İstanbul'da doğdum ve Psikoloji mezunuyum. Bilfen' de Anaokulu müdürlüğü yaptım. Sonrasında ise eşim Uğur Köse ile birlikte uzun seyahatlere çıkma karar aldık. Çünkü gezmekten büyük keyif alıyorduk. Ekonomik boyutunu da düşünerek bir karavan aldık. İlk seyahatimizde yaklaşık 7500 km yol yaparak İtalya ve çevresini gezdik. İkinci gezimizde ise 18.200 km. yol yaparak Norveç'in ve Avrupa ‘nın en kuzey noktası olan Nordkapp ‘a kadar çıktık.
Neden çocuk kitabı yazmak istediniz?
Çünkü karavan kamplarda ve günlük yaşantılarında insanların çocuklarını nasıl yetiştirdiklerine tanık olduk. Çocuklar oralarda doğayla iç içe büyüyorlar. Bizim çocuklarımızın sinekten bile korktuğuna defalarca şahit olmuş birisi olarak, doğal ortamlara daha çok ihtiyaçları olduğunu düşündüm. Onlara bu kültürü anlatma gereği hissettim. Karavan kültürünü öğrenirlerse büyüdükleri zaman, içlerinden en azından birkaçı karavan alır ve doğayla iç içe, keyifli tatiller yapmak ister diye düşündüm. Bizim ülkemizdeki tatil anlayışı genelde her şey dâhil tatil köylerinden ibaret. Böyle bir alternatifin olduğunu hem büyüklere hem de çocuklara anlatmak istedik. Çünkü orada insanlar ufacık çocuklarıyla çok basit şartlarda keyifli tatiller yapıyorlar. Bu sebeple çocuklar dirençli bir şekilde büyüyorlar.

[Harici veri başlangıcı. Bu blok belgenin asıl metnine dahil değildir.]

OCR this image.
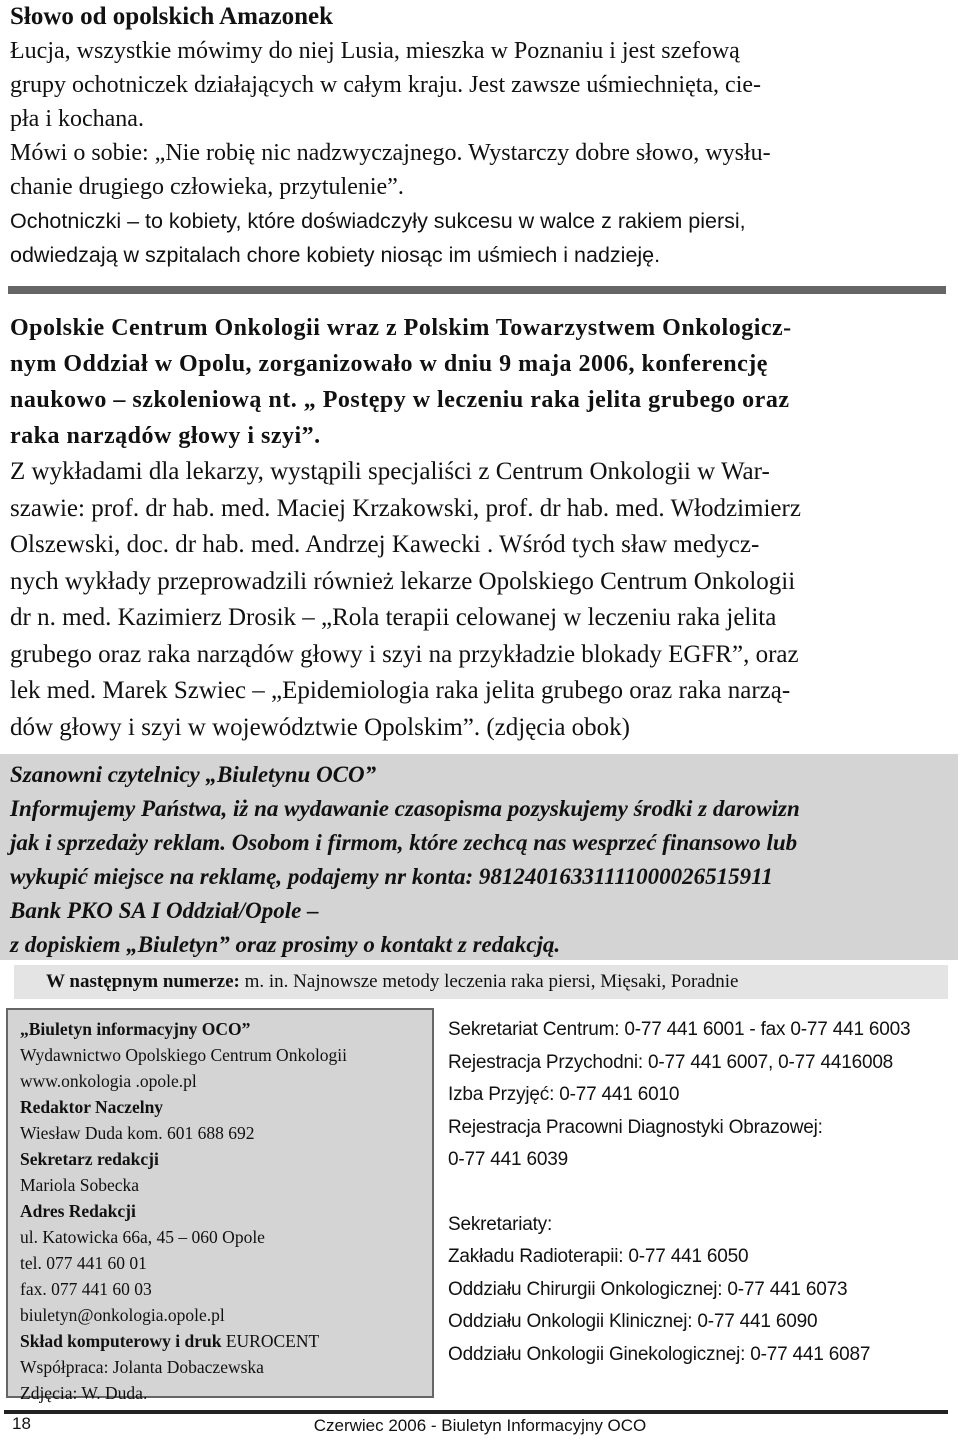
Słowo od opolskich Amazonek

Łucja, wszystkie mówimy do niej Lusia, mieszka w Poznaniu i jest szefową

grupy ochotniczek działających w całym kraju. Jest zawsze uśmiechnięta, cie-

pła i kochana.

Mówi o sobie: „Nie robię nic nadzwyczajnego. Wystarczy dobre słowo, wysłu-

chanie drugiego człowieka, przytulenie”.

Ochotniczki – to kobiety, które doświadczyły sukcesu w walce z rakiem piersi,

odwiedzają w szpitalach chore kobiety niosąc im uśmiech i nadzieję.

Opolskie Centrum Onkologii wraz z Polskim Towarzystwem Onkologicz-

nym Oddział w Opolu, zorganizowało w dniu 9 maja 2006, konferencję

naukowo – szkoleniową nt. „ Postępy w leczeniu raka jelita grubego oraz

raka narządów głowy i szyi”.

Z wykładami dla lekarzy, wystąpili specjaliści z Centrum Onkologii w War-

szawie: prof. dr hab. med. Maciej Krzakowski, prof. dr hab. med. Włodzimierz

Olszewski, doc. dr hab. med. Andrzej Kawecki . Wśród tych sław medycz-

nych wykłady przeprowadzili również lekarze Opolskiego Centrum Onkologii

dr n. med. Kazimierz Drosik – „Rola terapii celowanej w leczeniu raka jelita

grubego oraz raka narządów głowy i szyi na przykładzie blokady EGFR”, oraz

lek med. Marek Szwiec – „Epidemiologia raka jelita grubego oraz raka narzą-

dów głowy i szyi w województwie Opolskim”. (zdjęcia obok)

Szanowni czytelnicy „Biuletynu OCO”

Informujemy Państwa, iż na wydawanie czasopisma pozyskujemy środki z darowizn

jak i sprzedaży reklam. Osobom i firmom, które zechcą nas wesprzeć finansowo lub

wykupić miejsce na reklamę, podajemy nr konta: 98124016331111000026515911

Bank PKO SA I Oddział/Opole –

z dopiskiem „Biuletyn” oraz prosimy o kontakt z redakcją.

W następnym numerze: m. in. Najnowsze metody leczenia raka piersi, Mięsaki, Poradnie
„Biuletyn informacyjny OCO”
Wydawnictwo Opolskiego Centrum Onkologii
www.onkologia .opole.pl
Redaktor Naczelny
Wiesław Duda kom. 601 688 692
Sekretarz redakcji
Mariola Sobecka
Adres Redakcji
ul. Katowicka 66a, 45 – 060 Opole
tel. 077 441 60 01
fax. 077 441 60 03
biuletyn@onkologia.opole.pl
Skład komputerowy i druk EUROCENT
Współpraca: Jolanta Dobaczewska
Zdjęcia: W. Duda.
Sekretariat Centrum: 0-77 441 6001 - fax 0-77 441 6003
Rejestracja Przychodni: 0-77 441 6007, 0-77 4416008
Izba Przyjęć: 0-77 441 6010
Rejestracja Pracowni Diagnostyki Obrazowej:
0-77 441 6039
Sekretariaty:
Zakładu Radioterapii: 0-77 441 6050
Oddziału Chirurgii Onkologicznej: 0-77 441 6073
Oddziału Onkologii Klinicznej: 0-77 441 6090
Oddziału Onkologii Ginekologicznej: 0-77 441 6087
18	Czerwiec 2006 - Biuletyn Informacyjny OCO
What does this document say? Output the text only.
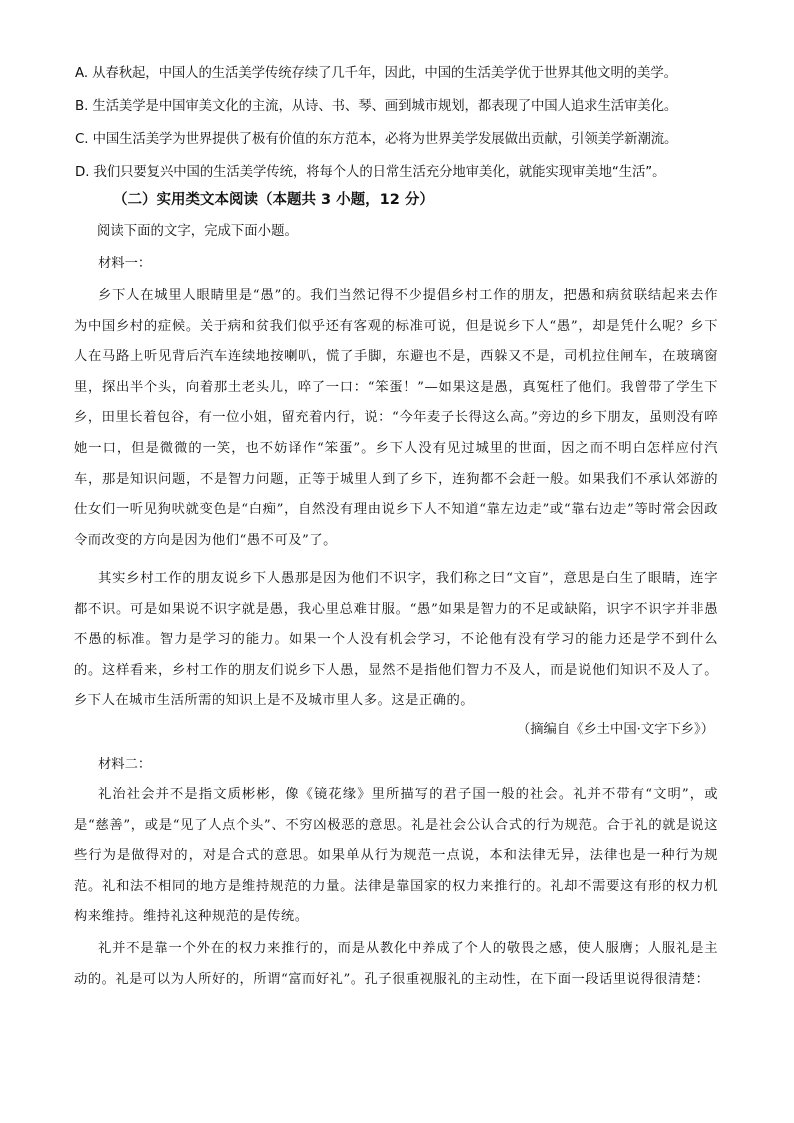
A. 从春秋起，中国人的生活美学传统存续了几千年，因此，中国的生活美学优于世界其他文明的美学。
B. 生活美学是中国审美文化的主流，从诗、书、琴、画到城市规划，都表现了中国人追求生活审美化。
C. 中国生活美学为世界提供了极有价值的东方范本，必将为世界美学发展做出贡献，引领美学新潮流。
D. 我们只要复兴中国的生活美学传统，将每个人的日常生活充分地审美化，就能实现审美地“生活”。
（二）实用类文本阅读（本题共 3 小题，12 分）
阅读下面的文字，完成下面小题。
材料一：

乡下人在城里人眼睛里是“愚”的。我们当然记得不少提倡乡村工作的朋友，把愚和病贫联结起来去作为中国乡村的症候。关于病和贫我们似乎还有客观的标准可说，但是说乡下人“愚”，却是凭什么呢？乡下人在马路上听见背后汽车连续地按喇叭，慌了手脚，东避也不是，西躲又不是，司机拉住闸车，在玻璃窗里，探出半个头，向着那土老头儿，啐了一口：“笨蛋！”—如果这是愚，真冤枉了他们。我曾带了学生下乡，田里长着包谷，有一位小姐，留充着内行，说：“今年麦子长得这么高。”旁边的乡下朋友，虽则没有啐她一口，但是微微的一笑，也不妨译作“笨蛋”。乡下人没有见过城里的世面，因之而不明白怎样应付汽车，那是知识问题，不是智力问题，正等于城里人到了乡下，连狗都不会赶一般。如果我们不承认郊游的仕女们一听见狗吠就变色是“白痴”，自然没有理由说乡下人不知道“靠左边走”或“靠右边走”等时常会因政令而改变的方向是因为他们“愚不可及”了。

其实乡村工作的朋友说乡下人愚那是因为他们不识字，我们称之曰“文盲”，意思是白生了眼睛，连字都不识。可是如果说不识字就是愚，我心里总难甘服。“愚”如果是智力的不足或缺陷，识字不识字并非愚不愚的标准。智力是学习的能力。如果一个人没有机会学习，不论他有没有学习的能力还是学不到什么的。这样看来，乡村工作的朋友们说乡下人愚，显然不是指他们智力不及人，而是说他们知识不及人了。乡下人在城市生活所需的知识上是不及城市里人多。这是正确的。

（摘编自《乡土中国·文字下乡》）
材料二：

礼治社会并不是指文质彬彬，像《镜花缘》里所描写的君子国一般的社会。礼并不带有“文明”，或是“慈善”，或是“见了人点个头”、不穷凶极恶的意思。礼是社会公认合式的行为规范。合于礼的就是说这些行为是做得对的，对是合式的意思。如果单从行为规范一点说，本和法律无异，法律也是一种行为规范。礼和法不相同的地方是维持规范的力量。法律是靠国家的权力来推行的。礼却不需要这有形的权力机构来维持。维持礼这种规范的是传统。

礼并不是靠一个外在的权力来推行的，而是从教化中养成了个人的敬畏之感，使人服膺；人服礼是主动的。礼是可以为人所好的，所谓“富而好礼”。孔子很重视服礼的主动性，在下面一段话里说得很清楚：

Kitabınızın ismine gelecek olursak?
Aslında 1.kitabın ismini 'Şule Karavanda-Portakal' koyduk. Çünkü Portakal; karavanımın adı. İkinci kitabımızın adı ise 'Şule Karavanda Amsterdam' olacak. Çünkü bu bir seri kitap şeklinde ilerleyecek. İlk kitap tanışma niteliğindeydi. Karavanımı, kendimi ve karavan kampları anlattım.
İkinci kitapla beraber de gittiğimiz yerleri yazıp, ülkeleri tanıtarak çocuklara farklı kültürlerle tanışma fırsatı sunacağım. Üçüncü kitap ise Selanik ve Atina hakkında olacak.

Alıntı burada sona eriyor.